To update the schema,from a pseudo-code perspective, you could do something like:

AsBuiltReport.psm1

#$functionFolders = @('Public', 'Internal', 'Classes')
$functionFolders = @('Public')

ForEach ($folder in $functionFolders) {
    $folderPath = Join-Path -Path $PSScriptRoot -ChildPath $folder
    If (Test-Path -Path $folderPath) {
        Write-Verbose -Message "Importing from $folder"
        $functions = Get-ChildItem -Path $folderPath -Filter '*.ps1' 
        ForEach ($function in $functions) {
            Write-Verbose -Message "  Importing $($function.BaseName)"
            . $($function.FullName)
        }
    }    
}

$publicFunctions = (Get-ChildItem -Path "$PSScriptRoot\Public" -Filter '*.ps1').BaseName
Export-ModuleMember -Function $publicFunctions

$configPath = ($MyInvocation.MyCommand.Path).Replace('psm1','config')
if (Test-Path -Path $configPath -PathType Leaf) {
    Write-Warning ('Updating {0}' -f $configPath)
    .\Private\Update-AsBuiltReportSchema
}
else {
    Write-Warning ('[Action Required] Creating {0}. You need to do stuff to this file.' -f $configPath)
}

Then you get something like this when you import it:

PS C:\> Import-Module AsBuiltReport -Force
WARNING: [Action Required] Creating C:\Users\rasim\Documents\WindowsPowerShell\Modules\AsBuiltReport\AsBuiltReport.config. You need to do stuff to this file.

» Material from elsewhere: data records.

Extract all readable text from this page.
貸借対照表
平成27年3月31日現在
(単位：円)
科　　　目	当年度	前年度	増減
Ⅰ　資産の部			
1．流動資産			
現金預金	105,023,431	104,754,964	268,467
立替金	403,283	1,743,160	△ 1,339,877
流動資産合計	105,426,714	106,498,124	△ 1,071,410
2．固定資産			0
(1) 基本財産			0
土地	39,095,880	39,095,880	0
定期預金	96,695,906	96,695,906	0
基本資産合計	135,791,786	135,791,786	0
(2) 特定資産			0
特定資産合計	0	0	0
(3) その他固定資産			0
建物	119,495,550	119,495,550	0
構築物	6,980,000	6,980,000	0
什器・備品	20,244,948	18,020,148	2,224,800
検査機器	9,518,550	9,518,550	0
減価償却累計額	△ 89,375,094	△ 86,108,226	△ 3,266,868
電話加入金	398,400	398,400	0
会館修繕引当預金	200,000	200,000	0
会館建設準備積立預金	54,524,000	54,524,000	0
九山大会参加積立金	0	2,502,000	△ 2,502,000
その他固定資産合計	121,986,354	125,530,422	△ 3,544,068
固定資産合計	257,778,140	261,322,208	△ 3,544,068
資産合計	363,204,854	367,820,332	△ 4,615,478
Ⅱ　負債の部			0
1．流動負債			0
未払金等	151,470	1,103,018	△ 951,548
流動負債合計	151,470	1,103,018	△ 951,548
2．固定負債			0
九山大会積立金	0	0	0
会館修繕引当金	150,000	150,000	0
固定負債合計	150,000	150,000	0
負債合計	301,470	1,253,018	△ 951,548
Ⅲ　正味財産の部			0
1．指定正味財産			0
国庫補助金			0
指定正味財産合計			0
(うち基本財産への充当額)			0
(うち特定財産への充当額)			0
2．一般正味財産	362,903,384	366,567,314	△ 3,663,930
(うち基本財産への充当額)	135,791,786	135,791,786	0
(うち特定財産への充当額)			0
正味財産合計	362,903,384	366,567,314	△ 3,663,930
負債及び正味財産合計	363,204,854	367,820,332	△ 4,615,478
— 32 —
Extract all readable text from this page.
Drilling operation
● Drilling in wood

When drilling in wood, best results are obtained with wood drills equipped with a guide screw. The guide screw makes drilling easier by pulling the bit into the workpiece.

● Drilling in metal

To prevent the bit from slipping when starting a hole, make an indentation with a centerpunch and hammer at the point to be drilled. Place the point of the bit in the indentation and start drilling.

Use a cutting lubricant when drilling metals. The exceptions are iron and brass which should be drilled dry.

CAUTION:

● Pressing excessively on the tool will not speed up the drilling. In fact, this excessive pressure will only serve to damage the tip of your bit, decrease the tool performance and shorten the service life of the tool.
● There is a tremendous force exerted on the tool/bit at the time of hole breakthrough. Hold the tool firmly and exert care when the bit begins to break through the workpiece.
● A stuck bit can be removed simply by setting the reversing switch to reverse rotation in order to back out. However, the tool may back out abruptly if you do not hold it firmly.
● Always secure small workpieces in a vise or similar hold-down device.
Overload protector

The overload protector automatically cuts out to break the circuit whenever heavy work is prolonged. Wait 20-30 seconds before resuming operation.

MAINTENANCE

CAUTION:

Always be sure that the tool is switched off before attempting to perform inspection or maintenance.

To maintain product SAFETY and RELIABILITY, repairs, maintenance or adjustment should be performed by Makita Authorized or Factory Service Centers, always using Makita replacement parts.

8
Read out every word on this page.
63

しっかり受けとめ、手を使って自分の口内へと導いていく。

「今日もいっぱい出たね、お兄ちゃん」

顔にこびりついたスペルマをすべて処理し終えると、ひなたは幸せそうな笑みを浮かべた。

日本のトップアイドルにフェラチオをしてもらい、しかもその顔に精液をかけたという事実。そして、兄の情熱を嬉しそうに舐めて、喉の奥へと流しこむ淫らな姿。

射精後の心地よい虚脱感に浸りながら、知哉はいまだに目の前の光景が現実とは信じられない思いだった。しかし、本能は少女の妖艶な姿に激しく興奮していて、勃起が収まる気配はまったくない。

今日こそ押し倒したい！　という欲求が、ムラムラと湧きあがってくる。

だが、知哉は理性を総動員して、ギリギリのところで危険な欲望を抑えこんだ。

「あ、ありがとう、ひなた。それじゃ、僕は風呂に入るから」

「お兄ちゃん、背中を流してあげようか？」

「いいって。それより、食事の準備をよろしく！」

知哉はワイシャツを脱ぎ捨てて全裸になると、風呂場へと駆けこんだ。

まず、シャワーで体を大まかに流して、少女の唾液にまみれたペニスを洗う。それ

The config file could look like this to have specific configuration for all sub-components, which is a PSObject converted to JSON:

$config = @()
$config += [pscustomobject]@{
    Name = 'AsBuiltReport.Cisco.UcsManager'
    Version = '0.0.1'
    Enabled = $true
    Options = [pscustomobject]@{
        "_comment_" =  "0 = Disabled, 1 = Summary, 2 = Informative, 3 = Detailed, 4 = Adv Detailed, 5 = Comprehensive"
        InfoLevel = 2
        HealthCheck = $false
    }   
}
$config += [pscustomobject]@{
    Name = 'AsBuiltReport.VMware.vSphere'
    Version = '0.0.1'
    Enabled = $true
    Options = [pscustomobject]@{
        "_comment_" =  "0 = Disabled, 1 = Summary, 2 = Informative, 3 = Detailed, 4 = Adv Detailed, 5 = Comprehensive"
        InfoLevel = 4
        HealthCheck = $false
    }   
}
$config += [pscustomobject]@{
    Name = 'AsBuiltReport.VMware.NSXv'
    Version = '0.0.1'
    Enabled = $true
    Options = [pscustomobject]@{
        "_comment_" =  "0 = Disabled, 1 = Summary, 2 = Informative, 3 = Detailed, 4 = Adv Detailed, 5 = Comprehensive"
        InfoLevel = 3
        HealthCheck = $true
    }   
}

$config | ConvertTo-Json -Depth 10 | Set-Content -Path C:\Scripts\AsBuiltReport.config

Definitely consider building a shell module first to just figure out the import, configuration, update components first. It will save you time because you may need to have components in all of the product functions.